The drive through the mountain pass took a little over an hour, and soon I had left Cape Town and the Atlantic Ocean behind. I was out on the south coast, with the Indian Ocean on my right bringing in warm, moist air, and only a hundred and fifty miles to go to Knysna. To my surprise, here the landscape was Mediterranean, with broad, fertile fields, semi arid hills and an abundance of pine trees, the whole area dotted with incongruous village names like Heidelberg and Albertina.
Finally, at four in the afternoon, I rolled down out of the hills that looked as though they belonged in southern France and drove the last stretch from George to Knysna with the windows down and the sea air battering my face, blowing away the cobwebs of exhaustion of the last couple of days. Most of the way, the Indian Ocean lay deep and blue on my right, reflecting broken sheets of light across the white beaches and rocky headlands of the coast. And, just before I reached Buffalo Bay, outside Knysna, I noticed a small village practically on the be
ach, where a range of old, painted fishing boats were drawn up on the sand, strung with nets. That made me smile.
The Dylan Thomas Resort was a collection of luxury log cabins that sprawled across the steep side of a hill which led down from Knysna town to a turquoise lagoon fed by the Indian Ocean, slightly to the south, and a couple of nameless rivers in the north. The cabins were connected by a network of rambling paths that wound through scattered pinewoods and copses which enclosed the cabins in discreet privacy, and housed myriad birds including African wood pigeons, robins and golden orioles.

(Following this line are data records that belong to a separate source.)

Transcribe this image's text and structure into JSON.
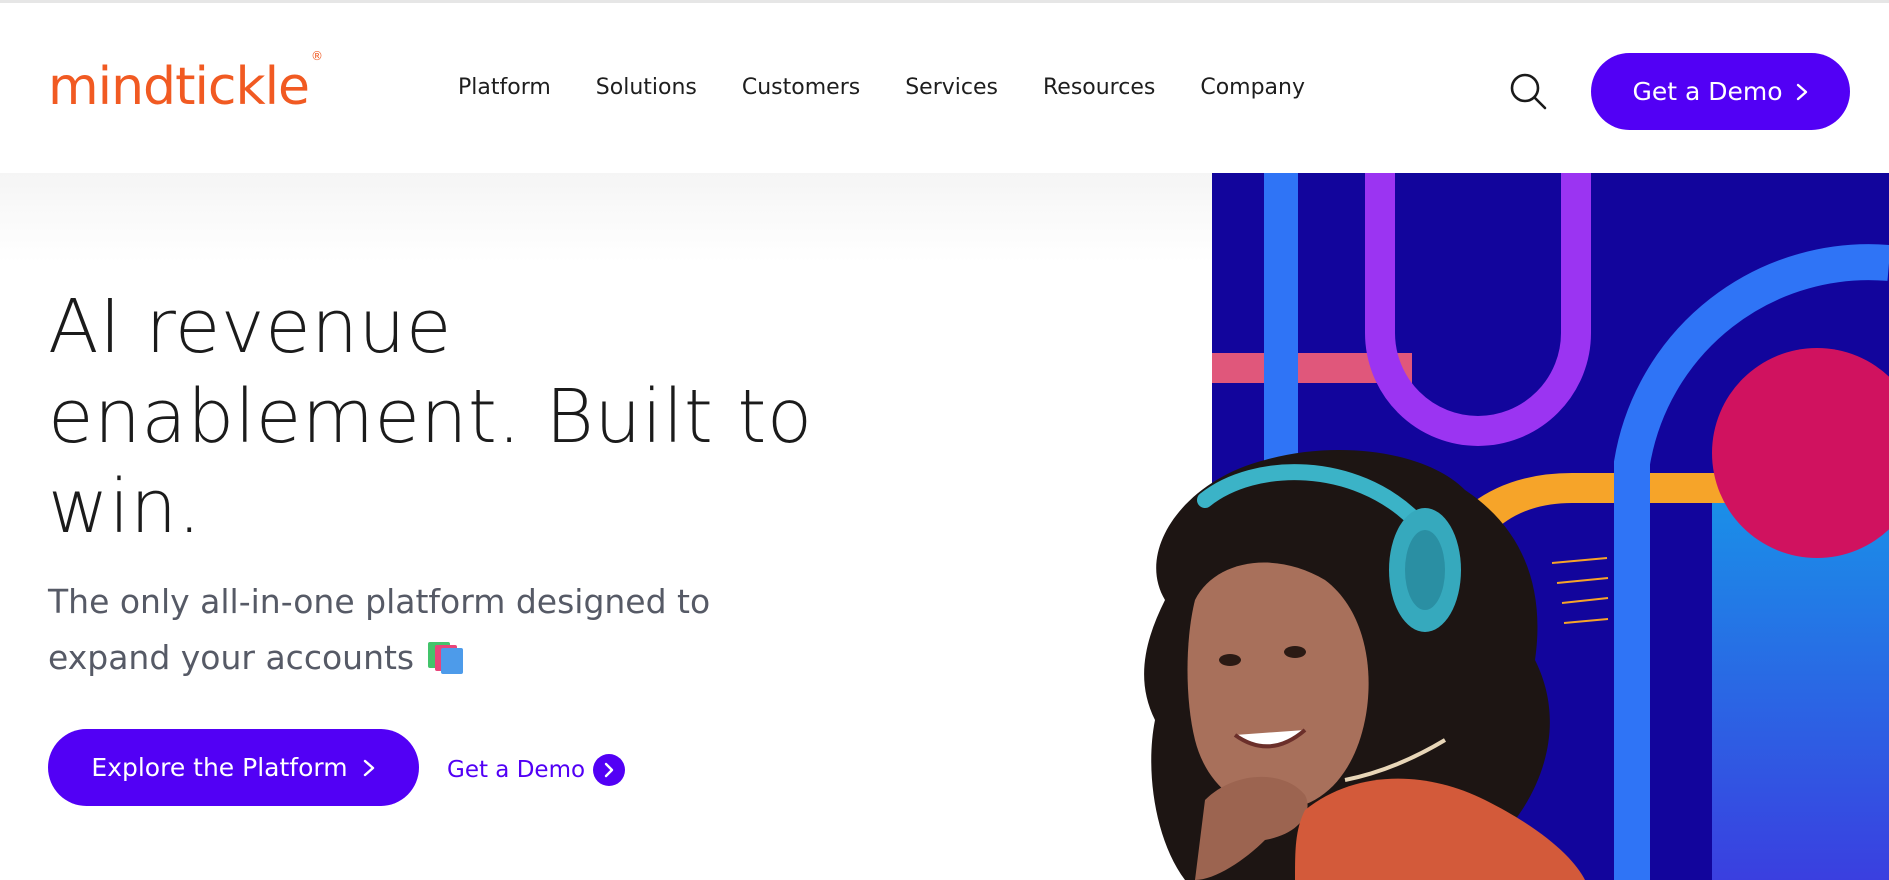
{
  "brand": {
    "logo_text": "mindtickle",
    "logo_mark": "®",
    "accent_color": "#f15a22",
    "primary_color": "#5200f5"
  },
  "nav": {
    "items": [
      {
        "label": "Platform"
      },
      {
        "label": "Solutions"
      },
      {
        "label": "Customers"
      },
      {
        "label": "Services"
      },
      {
        "label": "Resources"
      },
      {
        "label": "Company"
      }
    ],
    "search_icon": "search-icon",
    "demo_button": {
      "label": "Get a Demo",
      "icon": "chevron-right-icon"
    }
  },
  "hero": {
    "headline": "AI revenue enablement. Built to win.",
    "subheadline": "The only all-in-one platform designed to expand your accounts",
    "subheadline_icon": "books-icon",
    "primary_cta": {
      "label": "Explore the Platform",
      "icon": "chevron-right-icon"
    },
    "secondary_cta": {
      "label": "Get a Demo",
      "icon": "chevron-right-circle-icon"
    },
    "image": "woman-with-headphones-illustration"
  }
}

The place was beautiful and for a short while I indulged the fantasy of coming here on holiday with Marni, instead of coming on a mission to assassinate five people I had never met.
The fantasy passed and I wound down the track to the reception building, where there was also a café, a restaurant and a cocktail bar, all constructed in African hardwood with thatched roofs over large plate glass windows allowing panoramic views of the lagoon. I parked my car in the lot and sat a moment looking at my face in the mirror, thinking about the week’s growth of beard on my chin, and thinking also that it was not such a bad thing. Coupled with an English accent learned from my mother, to be used on our visits to her parents, it might serve as something of a disguise.
I climbed out of the car, crossed the lot and checked in at a reception desk where a pretty girl who said her name was Janine gave me a key and said my cabin was the Polly Garter cabin, up the path and on the right. I told her in a flawless imitation of Hugh Grant that Polly would have to wait until I’d had a martini, extra dry, and she laughed like I was the funniest man on the planet. Then she asked me if my bags were in the trunk.
“Nicked in Jo’burg,” I told her. “I shall have to restock my wardrobe while I’m here. Perhaps you could lend a hand.”
She winked at me. “Which one, the right or the left?”